Si allarga l'inchiesta vaticana sugli investimenti finanziari e nel settore immobiliare della Segreteria di Stato, in particolare l'acquisto di un immobile di pregio a Londra. Questa mattina, nell’ambito di una perquisizione ordinata dal Promotore di Giustizia, Gian Piero Milano, e dall’Aggiunto Alessandro Diddi, è stato eseguito il sequestro di documenti e apparati informatici presso l’ufficio e l’abitazione di monsignor Alberto Perlasca, già Capo Ufficio Amministrativo della Prima Sezione della Segreteria di Stato.
In un comunicato, il Vaticano sottolinea che il provvedimento "è da ricollegarsi, pur nel rispetto del principio della presunzione di innocenza, a quanto emerso dai primi interrogatori dei funzionari indagati e a suo tempo sospesi dal servizio". L’Ufficio del Promotore e il Corpo della Gendarmeria proseguono negli accertamenti di carattere amministrativo-contabile e nelle attività di cooperazione con le Autorità investigative straniere.
Lo scorso ottobre l'inchiesta - partita dalle denunce di Ior e del Revisore - aveva portato alla perquisizione di documenti e apparati elettronici presso alcuni uffici della prima sessione della Segreteria di Stato e dell'Aif (l'Autorità di Informazione finanziaria) e aveva visto cinque dipendenti della Santa Sede indagati e sospesi.
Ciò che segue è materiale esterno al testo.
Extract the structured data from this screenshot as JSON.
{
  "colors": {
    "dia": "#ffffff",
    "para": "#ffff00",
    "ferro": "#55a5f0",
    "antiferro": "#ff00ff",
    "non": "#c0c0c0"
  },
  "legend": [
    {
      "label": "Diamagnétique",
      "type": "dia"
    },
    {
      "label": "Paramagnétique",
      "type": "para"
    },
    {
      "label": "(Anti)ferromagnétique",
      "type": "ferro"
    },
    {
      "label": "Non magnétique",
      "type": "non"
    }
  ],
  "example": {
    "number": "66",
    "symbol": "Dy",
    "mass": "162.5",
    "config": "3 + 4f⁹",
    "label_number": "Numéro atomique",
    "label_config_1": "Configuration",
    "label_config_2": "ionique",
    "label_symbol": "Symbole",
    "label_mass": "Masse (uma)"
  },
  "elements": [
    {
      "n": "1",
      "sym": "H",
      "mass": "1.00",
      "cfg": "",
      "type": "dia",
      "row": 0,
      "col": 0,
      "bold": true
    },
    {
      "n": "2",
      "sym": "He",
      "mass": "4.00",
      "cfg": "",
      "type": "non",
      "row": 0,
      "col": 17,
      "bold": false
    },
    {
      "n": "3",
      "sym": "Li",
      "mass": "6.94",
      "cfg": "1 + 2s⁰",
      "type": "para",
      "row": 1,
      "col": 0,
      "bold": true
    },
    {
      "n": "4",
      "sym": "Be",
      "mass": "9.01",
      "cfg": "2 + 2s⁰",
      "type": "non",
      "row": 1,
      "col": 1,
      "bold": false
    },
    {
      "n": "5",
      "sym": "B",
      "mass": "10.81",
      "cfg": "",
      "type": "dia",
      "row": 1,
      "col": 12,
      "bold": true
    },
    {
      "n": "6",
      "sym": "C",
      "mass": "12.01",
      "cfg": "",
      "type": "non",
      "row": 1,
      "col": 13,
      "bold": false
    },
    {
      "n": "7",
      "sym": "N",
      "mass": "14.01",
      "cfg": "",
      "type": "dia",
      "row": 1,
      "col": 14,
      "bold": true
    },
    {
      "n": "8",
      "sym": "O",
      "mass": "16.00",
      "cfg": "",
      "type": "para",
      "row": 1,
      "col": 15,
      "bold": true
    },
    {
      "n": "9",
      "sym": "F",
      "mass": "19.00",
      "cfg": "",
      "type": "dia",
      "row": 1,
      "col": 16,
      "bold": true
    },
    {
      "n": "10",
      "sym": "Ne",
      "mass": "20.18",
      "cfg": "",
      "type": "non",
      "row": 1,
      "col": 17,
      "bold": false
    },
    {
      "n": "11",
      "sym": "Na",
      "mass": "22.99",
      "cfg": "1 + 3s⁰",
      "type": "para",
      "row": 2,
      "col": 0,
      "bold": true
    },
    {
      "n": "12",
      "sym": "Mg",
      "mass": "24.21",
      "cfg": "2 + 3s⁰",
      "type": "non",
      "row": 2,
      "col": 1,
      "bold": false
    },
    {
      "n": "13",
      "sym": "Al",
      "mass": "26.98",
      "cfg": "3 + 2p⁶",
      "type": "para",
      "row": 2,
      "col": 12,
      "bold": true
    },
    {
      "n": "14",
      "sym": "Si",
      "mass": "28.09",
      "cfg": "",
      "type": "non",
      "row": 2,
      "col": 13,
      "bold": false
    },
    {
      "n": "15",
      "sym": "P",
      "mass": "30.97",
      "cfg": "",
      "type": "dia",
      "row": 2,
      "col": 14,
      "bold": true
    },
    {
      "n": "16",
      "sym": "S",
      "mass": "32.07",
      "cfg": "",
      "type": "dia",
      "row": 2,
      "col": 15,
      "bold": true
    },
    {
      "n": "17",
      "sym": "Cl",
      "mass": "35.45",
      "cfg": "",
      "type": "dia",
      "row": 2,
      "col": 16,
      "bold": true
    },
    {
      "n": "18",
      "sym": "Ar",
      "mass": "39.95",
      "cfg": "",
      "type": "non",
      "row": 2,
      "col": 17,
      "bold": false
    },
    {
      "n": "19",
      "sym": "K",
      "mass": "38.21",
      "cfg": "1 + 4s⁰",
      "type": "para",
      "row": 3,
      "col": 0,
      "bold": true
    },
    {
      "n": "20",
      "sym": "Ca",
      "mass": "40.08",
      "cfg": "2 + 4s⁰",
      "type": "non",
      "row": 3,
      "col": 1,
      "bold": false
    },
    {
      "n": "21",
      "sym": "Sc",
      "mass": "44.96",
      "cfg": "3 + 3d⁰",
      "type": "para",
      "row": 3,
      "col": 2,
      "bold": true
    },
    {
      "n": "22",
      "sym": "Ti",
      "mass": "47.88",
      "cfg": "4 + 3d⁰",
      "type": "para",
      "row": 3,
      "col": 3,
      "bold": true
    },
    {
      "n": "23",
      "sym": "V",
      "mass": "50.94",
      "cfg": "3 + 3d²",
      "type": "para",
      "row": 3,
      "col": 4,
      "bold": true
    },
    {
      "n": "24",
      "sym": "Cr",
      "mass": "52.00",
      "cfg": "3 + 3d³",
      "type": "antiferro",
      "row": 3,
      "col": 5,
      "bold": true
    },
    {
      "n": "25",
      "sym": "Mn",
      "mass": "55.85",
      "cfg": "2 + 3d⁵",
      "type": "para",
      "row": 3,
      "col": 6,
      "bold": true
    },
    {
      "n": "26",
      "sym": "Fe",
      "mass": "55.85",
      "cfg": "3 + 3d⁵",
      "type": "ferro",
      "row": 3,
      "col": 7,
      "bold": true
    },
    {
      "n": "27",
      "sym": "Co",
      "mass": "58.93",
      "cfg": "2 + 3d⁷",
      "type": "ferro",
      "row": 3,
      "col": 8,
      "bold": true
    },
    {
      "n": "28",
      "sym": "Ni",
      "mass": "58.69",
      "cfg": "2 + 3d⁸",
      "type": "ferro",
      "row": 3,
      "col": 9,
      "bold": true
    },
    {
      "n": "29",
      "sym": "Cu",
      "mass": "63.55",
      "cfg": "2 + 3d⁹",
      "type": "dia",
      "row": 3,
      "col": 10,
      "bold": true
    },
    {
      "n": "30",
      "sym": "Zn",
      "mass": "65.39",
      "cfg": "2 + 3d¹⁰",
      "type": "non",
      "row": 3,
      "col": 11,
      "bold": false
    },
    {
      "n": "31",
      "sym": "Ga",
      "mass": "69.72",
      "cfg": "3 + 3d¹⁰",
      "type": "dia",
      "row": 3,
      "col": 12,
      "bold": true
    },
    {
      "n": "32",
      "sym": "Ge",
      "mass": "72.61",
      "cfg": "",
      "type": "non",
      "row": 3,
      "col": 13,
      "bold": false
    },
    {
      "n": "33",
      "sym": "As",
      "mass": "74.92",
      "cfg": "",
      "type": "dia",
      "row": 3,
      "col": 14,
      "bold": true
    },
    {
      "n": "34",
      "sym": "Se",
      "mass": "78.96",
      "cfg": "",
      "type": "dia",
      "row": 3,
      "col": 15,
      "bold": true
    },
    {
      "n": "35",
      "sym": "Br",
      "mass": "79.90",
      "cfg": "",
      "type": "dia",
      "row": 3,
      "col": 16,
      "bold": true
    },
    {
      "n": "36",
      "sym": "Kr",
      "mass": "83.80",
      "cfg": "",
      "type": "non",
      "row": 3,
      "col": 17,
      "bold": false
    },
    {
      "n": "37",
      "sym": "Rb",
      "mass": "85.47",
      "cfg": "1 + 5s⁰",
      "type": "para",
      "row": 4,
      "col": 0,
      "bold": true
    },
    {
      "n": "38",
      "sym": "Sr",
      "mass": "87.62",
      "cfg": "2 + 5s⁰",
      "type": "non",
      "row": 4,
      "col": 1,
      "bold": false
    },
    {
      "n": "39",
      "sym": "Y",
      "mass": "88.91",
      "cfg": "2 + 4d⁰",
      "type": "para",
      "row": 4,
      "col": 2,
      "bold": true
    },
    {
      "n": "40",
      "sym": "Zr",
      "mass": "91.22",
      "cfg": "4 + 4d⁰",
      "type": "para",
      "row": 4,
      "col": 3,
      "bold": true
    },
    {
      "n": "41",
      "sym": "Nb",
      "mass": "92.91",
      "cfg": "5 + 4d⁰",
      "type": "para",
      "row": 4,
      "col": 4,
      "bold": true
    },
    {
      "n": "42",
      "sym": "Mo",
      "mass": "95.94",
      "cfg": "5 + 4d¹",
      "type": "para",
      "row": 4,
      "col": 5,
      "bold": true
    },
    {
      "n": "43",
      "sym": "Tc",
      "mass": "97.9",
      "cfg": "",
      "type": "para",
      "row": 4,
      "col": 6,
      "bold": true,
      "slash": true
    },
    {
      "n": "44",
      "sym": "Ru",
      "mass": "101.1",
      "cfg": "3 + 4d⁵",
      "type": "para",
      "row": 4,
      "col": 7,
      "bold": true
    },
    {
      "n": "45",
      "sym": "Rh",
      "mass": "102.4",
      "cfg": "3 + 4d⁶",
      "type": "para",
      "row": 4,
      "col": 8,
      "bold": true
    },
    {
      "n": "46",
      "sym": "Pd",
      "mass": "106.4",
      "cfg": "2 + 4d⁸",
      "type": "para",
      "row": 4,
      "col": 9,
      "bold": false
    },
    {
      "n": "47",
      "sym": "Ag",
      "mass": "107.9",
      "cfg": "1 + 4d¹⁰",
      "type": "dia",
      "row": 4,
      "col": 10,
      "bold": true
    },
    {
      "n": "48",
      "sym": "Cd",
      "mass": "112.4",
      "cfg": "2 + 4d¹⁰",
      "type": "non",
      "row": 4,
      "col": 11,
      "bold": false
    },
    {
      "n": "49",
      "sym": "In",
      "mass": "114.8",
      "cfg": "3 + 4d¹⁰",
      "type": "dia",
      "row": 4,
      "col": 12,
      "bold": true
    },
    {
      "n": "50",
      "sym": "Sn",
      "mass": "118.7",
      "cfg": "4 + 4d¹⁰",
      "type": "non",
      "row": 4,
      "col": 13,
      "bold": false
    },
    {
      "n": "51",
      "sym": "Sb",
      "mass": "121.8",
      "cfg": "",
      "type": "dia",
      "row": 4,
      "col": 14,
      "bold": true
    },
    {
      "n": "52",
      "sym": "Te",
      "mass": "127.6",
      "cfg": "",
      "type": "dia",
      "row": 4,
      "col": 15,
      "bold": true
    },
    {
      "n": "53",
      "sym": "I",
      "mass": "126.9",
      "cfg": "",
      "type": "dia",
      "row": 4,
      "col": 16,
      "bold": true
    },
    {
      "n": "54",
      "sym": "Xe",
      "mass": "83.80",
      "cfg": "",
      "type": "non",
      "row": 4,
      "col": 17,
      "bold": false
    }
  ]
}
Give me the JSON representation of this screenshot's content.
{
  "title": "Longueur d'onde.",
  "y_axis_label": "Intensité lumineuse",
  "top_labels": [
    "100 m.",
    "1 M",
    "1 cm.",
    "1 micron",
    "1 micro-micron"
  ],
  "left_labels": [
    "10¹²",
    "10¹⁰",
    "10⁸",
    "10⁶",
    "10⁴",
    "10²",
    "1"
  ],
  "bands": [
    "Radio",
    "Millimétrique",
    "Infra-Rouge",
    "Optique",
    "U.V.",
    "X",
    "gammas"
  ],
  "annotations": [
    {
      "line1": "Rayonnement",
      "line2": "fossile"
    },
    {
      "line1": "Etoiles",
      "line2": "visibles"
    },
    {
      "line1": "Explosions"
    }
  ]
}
Il sesto indagato è ora monsignor Perlasca, comasco, 59 anni, dal luglio 2019 Promotore di Giustizia sostituto presso il Supremo Tribunale della Segnatura apostolica.
Sul volo di ritorno dal viaggio apostolico in Thailandia e Giappone, Papa Francesco aveva parlato di uno "scandalo" ma al tempo stesso aveva fatto notare che era "la prima volta" che in Vaticano "la pentola" veniva "scoperchiata da dentro e non da fuori", sottolineando quindi che il funzionamento del sistema di controllo messo in piedi dai tempi di Benedetto XVI. "Il Revisore - aveva aggiunto il Pontefice - ha avuto il coraggio di fare una denuncia scritta contro cinque persone", "bloccate perché c'erano indizi di corruzione".
Le ipotesi di reato: corruzione, peculato e abuso di autorità
Anche aprendo l'anno giudiziario in Vaticano, lo scorso 15 febbraio, Francesco ha accennato all'inchiesta parlando di “situazioni finanziarie sospette, che al di là della eventuale illiceità, mal si conciliano con la natura e le finalità della Chiesa, e che hanno generato disorientamento e inquietudine nella comunità dei fedeli”.
Ieri il cardinale Angelo Becciu, prefetto della Congregazione per le Cause dei Santi, durante la presentazione di un libro, ha nuovamente smentito che le operazioni finanziarie hanno interessato i soldi dell'Obolo di San Pietro. "Non abbiamo mai utilizzato i soldi per i poveri per fare speculazioni", ha rimarcato Becciu che ha precisato: "Abbiamo acceso un mutuo. I fondi sono lì. Era un'occasione propizia per sfruttare meglio capitali che la Segreteria di Stato dispone. È prassi che la Santa sede investa in palazzi e poi era un'occasione buona e opportuna perché con la Brexit il valore di questa casa è triplicato".